Like clockwork, exactly one week to the hour that the pig had arrived at my door, I heard another loud knock. I ran to the door and threw it open, but still did not see anyone there. No pig this time either, thank God. I looked around and then down at my feet. On the ground, there was a manila envelope with my name on the front, but it wasn’t addressed. It had been left here by what was probably a courier for the game. I took it inside and locked the door behind me.

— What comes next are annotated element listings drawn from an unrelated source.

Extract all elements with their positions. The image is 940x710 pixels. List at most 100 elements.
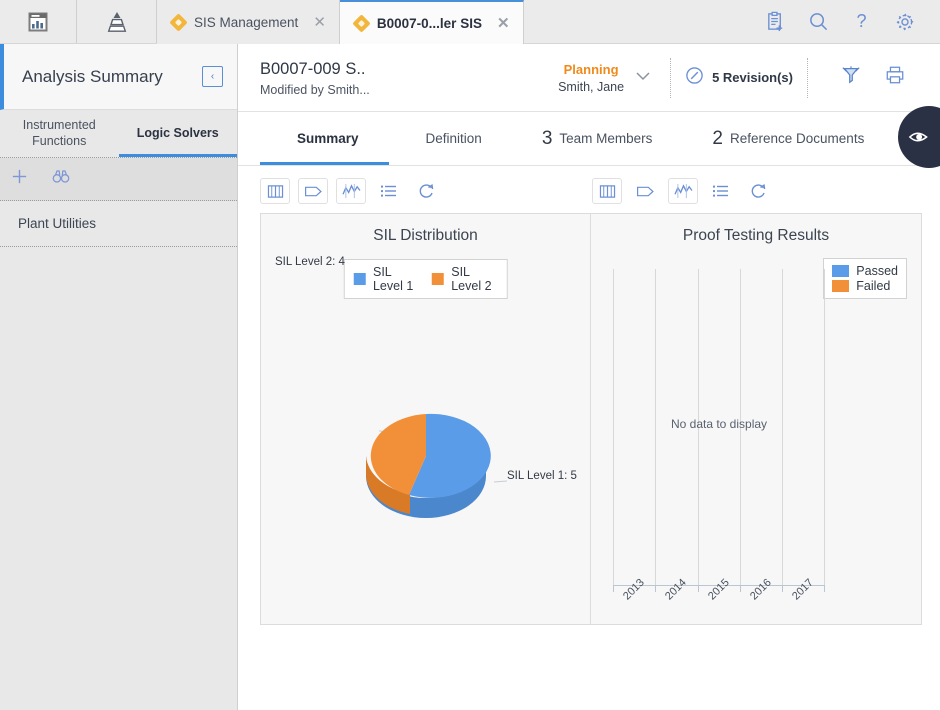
main-tabs: Summary Definition 3 Team Members 2 Refe… — [238, 112, 940, 166]
left-sidebar: Analysis Summary ‹ Instrumented Function… — [0, 44, 238, 710]
divider — [807, 57, 808, 98]
search-icon[interactable] — [808, 11, 829, 32]
diamond-icon — [352, 13, 371, 33]
tab-label: Team Members — [559, 131, 653, 146]
x-axis-label: 2013 — [621, 576, 647, 603]
add-icon[interactable] — [10, 167, 29, 191]
chevron-down-icon[interactable] — [634, 69, 652, 87]
binoculars-icon[interactable] — [51, 168, 71, 190]
tab-count: 3 — [541, 127, 553, 149]
main-content: B0007-009 S.. Modified by Smith... Plann… — [238, 44, 940, 710]
sil-distribution-chart: SIL Distribution SIL Level 1 SIL Level 2 — [260, 213, 591, 625]
state-dropdown[interactable]: Planning Smith, Jane — [558, 62, 656, 94]
record-actions — [822, 65, 940, 90]
hazard-risk-icon[interactable] — [840, 65, 862, 90]
tab-label: Reference Documents — [730, 131, 865, 146]
legend-swatch — [353, 273, 366, 285]
bar-chart-toolbar — [570, 178, 774, 204]
sidebar-tab-label: Logic Solvers — [136, 125, 219, 140]
close-icon[interactable]: ✕ — [307, 15, 326, 30]
browser-tabs: SIS Management ✕ B0007-0...ler SIS ✕ — [157, 0, 524, 44]
refresh-icon[interactable] — [412, 178, 442, 204]
chart-title: Proof Testing Results — [682, 227, 830, 244]
tab-definition[interactable]: Definition — [389, 112, 512, 165]
page-title: Analysis Summary — [22, 66, 163, 86]
sidebar-tab-label: Instrumented Functions — [22, 117, 96, 148]
record-identity: B0007-009 S.. Modified by Smith... — [260, 58, 370, 97]
axis-tick — [698, 586, 699, 592]
proof-testing-results-chart: Proof Testing Results Passed Failed No d… — [591, 213, 922, 625]
axis-tick — [824, 586, 825, 592]
list-item-label: Plant Utilities — [18, 216, 97, 231]
legend-swatch — [431, 273, 445, 285]
charts-row: SIL Distribution SIL Level 1 SIL Level 2 — [238, 213, 940, 625]
legend-label: SIL Level 2 — [451, 265, 492, 293]
top-bar: SIS Management ✕ B0007-0...ler SIS ✕ ? — [0, 0, 940, 44]
legend-item[interactable]: SIL Level 2 — [431, 265, 498, 293]
tab-summary[interactable]: Summary — [260, 112, 389, 165]
book-icon[interactable] — [592, 178, 622, 204]
line-chart-icon[interactable] — [336, 178, 366, 204]
x-axis-label: 2014 — [663, 576, 689, 603]
axis-tick — [655, 586, 656, 592]
tab-sis-management[interactable]: SIS Management ✕ — [157, 0, 340, 44]
sidebar-tab-instrumented-functions[interactable]: Instrumented Functions — [0, 110, 119, 157]
tab-count: 2 — [712, 127, 723, 149]
sidebar-tabs: Instrumented Functions Logic Solvers — [0, 110, 237, 158]
x-axis-label: 2017 — [790, 576, 816, 603]
empty-state-message: No data to display — [670, 417, 768, 431]
tab-team-members[interactable]: 3 Team Members — [512, 112, 683, 165]
close-icon[interactable]: ✕ — [491, 16, 510, 31]
state-badge: Planning — [563, 61, 619, 77]
divider — [670, 57, 672, 98]
clipboard-add-icon[interactable] — [765, 11, 786, 32]
book-icon[interactable] — [260, 178, 290, 204]
line-chart-icon[interactable] — [668, 178, 698, 204]
pie-data-label-sil2: SIL Level 2: 4 — [275, 256, 345, 268]
gear-icon[interactable] — [894, 11, 916, 33]
sidebar-tab-logic-solvers[interactable]: Logic Solvers — [119, 110, 238, 157]
refresh-icon[interactable] — [744, 178, 774, 204]
legend-item[interactable]: Failed — [832, 279, 898, 293]
tab-label: Definition — [425, 131, 482, 146]
help-icon[interactable]: ? — [851, 11, 872, 32]
tag-icon[interactable] — [630, 178, 660, 204]
collapse-sidebar-button[interactable]: ‹ — [202, 66, 223, 87]
chart-legend: SIL Level 1 SIL Level 2 — [343, 259, 508, 299]
list-icon[interactable] — [706, 178, 736, 204]
svg-text:?: ? — [856, 11, 866, 31]
legend-swatch — [832, 265, 850, 277]
chart-toolbars — [238, 166, 940, 213]
record-modified-by: Modified by Smith... — [260, 83, 370, 98]
dashboard-icon[interactable] — [0, 0, 77, 43]
record-header: B0007-009 S.. Modified by Smith... Plann… — [238, 44, 940, 112]
sidebar-toolbar — [0, 158, 237, 201]
tab-reference-documents[interactable]: 2 Reference Documents — [682, 112, 894, 165]
list-item[interactable]: Plant Utilities — [0, 201, 237, 247]
revisions-button[interactable]: 5 Revision(s) — [685, 66, 793, 90]
tab-b0007-sis[interactable]: B0007-0...ler SIS ✕ — [339, 0, 524, 44]
pie-chart-toolbar — [238, 178, 570, 204]
revisions-label: 5 Revision(s) — [712, 70, 793, 85]
plot-area: No data to display 2013 2014 2015 2016 2… — [613, 269, 825, 602]
print-icon[interactable] — [884, 65, 906, 90]
tab-label: B0007-0...ler SIS — [376, 15, 482, 31]
x-axis-label: 2016 — [748, 576, 774, 603]
pie-graphic — [261, 384, 593, 534]
record-id: B0007-009 S.. — [260, 59, 366, 78]
axis-tick — [740, 586, 741, 592]
legend-item[interactable]: SIL Level 1 — [353, 265, 419, 293]
state-text: Planning Smith, Jane — [558, 62, 624, 94]
state-owner: Smith, Jane — [558, 79, 625, 94]
top-bar-actions: ? — [755, 0, 940, 43]
legend-label: Passed — [856, 264, 898, 278]
x-axis-label: 2015 — [706, 576, 732, 603]
tag-icon[interactable] — [298, 178, 328, 204]
list-icon[interactable] — [374, 178, 404, 204]
axis-tick — [613, 586, 614, 592]
hierarchy-pyramid-icon[interactable] — [77, 0, 157, 43]
diamond-icon — [169, 12, 188, 32]
tab-label: Summary — [297, 131, 359, 146]
legend-item[interactable]: Passed — [832, 264, 898, 278]
legend-label: SIL Level 1 — [372, 265, 414, 293]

In the envelope were a series of photographs. A picture of a house, with the street name and house number clearly visible. A picture of a man shopping for groceries. A picture of a dead pig. A picture of that same man in a police uniform inside of a cop car. A scan of a document alleging a complaint of excessive force, complete with the officer’s name and badge number. A grizzly image of a woman, maybe the victim of domestic battery or some other traumatic violence. And finally, a note in the same handwriting as the one from a week prior: “PART TWO: KILL IT. IT’S JUST A PIG. No need for video, we’ll know. Don’t worry, we’ve got your back. -W.BG”
I wish that I had saved my “Jesus Christ’s” and my “fuck’s” and “god dammit’s” for this heightened intensity because my use of those swears thus far has created a semantic unimportance that makes those swears insufficient to describe the state that I was in after receiving this package. Though I can’t say that there is any language sufficient to describe my extreme frustration and reluctance to do this challenge. I know that I was just bragging about reading a foundational anarchist text, but there is a line between working toward meaningful revolutionary action and killing an individual cop to progress in a game. No matter how bad a dude this guy seemed like from the documents and images I was presented with. This challenge was make or break. Honestly, can’t I just cut my arm off again?